⬅️ Books ⬅️ Read one book a week by Frank J Barrett

Improviser’s toolkit

  1. Approach leadership tasks as experiments
    • how can you encourage people to see leadership as a set of learning experiments
    • how can you make it safe to for people to take thoughtful risks?
  2. Boost information processing in the midst of action
    • how can you create spaces for people to tell stories about what they are doing in their work, a chance to share learning experiences and insights?
  3. Prepare for serendipity by deliberately breaking a routine
    • what routines do you notice that need to be deliberately disrupted so as to open the possibility of new thinking and the search for innovative solutions?
  4. Expand the vocabulary of yes to overcome the glamour of no
    • how can you deliberately highlight the positive potential in nascent ideas that have yet to to achieve fruition
    • where have you or others seen an obstacle and turned it into an opportunity?
  5. Take advantage of the clunkers
    • how can you further the belief that both success and failure generate useful data that stimulates learning?
    • when have you learned from a failure yet failed to let others know about it?
  6. Ensure that everyone has a chance to solo from time to time
    • how can you assure that it is safe to articulate diverse views and that they are taken seriously by others?
    • when have you last seen people support one another, help each other to think out loud, to experiment, to take a risk with an unproven idea?
  7. Celebrate comping to create a culture of noble followership
    • how can you reward people for helping others be successful rather than simply rewarding their individual achievements?
    • when have you last actively acknowledged that you rely on others’ input to improve or complete your thinking?

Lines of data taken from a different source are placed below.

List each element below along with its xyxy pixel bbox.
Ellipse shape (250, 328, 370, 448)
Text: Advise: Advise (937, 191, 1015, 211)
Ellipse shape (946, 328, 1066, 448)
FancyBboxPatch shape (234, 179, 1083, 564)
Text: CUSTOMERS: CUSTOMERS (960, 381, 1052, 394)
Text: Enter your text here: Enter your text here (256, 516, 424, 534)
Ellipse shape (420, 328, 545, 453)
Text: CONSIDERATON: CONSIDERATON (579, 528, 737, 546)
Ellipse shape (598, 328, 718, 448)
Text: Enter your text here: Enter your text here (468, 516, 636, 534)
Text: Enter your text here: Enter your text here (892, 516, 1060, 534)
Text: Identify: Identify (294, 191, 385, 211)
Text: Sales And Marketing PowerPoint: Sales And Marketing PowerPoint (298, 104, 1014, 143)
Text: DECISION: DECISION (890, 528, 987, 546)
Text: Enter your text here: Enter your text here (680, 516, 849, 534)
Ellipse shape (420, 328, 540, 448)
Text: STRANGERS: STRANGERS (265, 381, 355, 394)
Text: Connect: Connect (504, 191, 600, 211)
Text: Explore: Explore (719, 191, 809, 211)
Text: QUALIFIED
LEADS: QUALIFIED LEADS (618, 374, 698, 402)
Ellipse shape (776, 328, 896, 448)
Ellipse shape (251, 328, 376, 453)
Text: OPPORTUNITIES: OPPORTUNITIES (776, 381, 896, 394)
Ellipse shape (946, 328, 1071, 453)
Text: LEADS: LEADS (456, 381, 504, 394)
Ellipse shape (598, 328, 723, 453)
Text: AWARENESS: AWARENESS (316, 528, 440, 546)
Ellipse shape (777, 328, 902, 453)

  8. Create minimal structures to maximize autonomy
    • what are the core minimal values and vision that are non-negotiable, to which all must adhere so that all are free to embellish, branch out, respond, and innovate?
  9. Encourage serious play. Too much control inhibits flow.
    • what can you do to lessen anxiety to support ongoing learning and collaboration in your organization?
  10. Jam.
    • where in your organization are the open times or casual places that allow for happy accidents, serendipitous exchanges, fruitful conversations, and curious questions?
  11. Cultivate provocative competence: create expansive promises as occasions for stretching out into unfamiliar territory
    • how are people in our organization playing it safe by repeating what has worked in the past?
    • can you imagine an incremental disruption that might dislodge peoples’ habits and demand that they respond in new ways?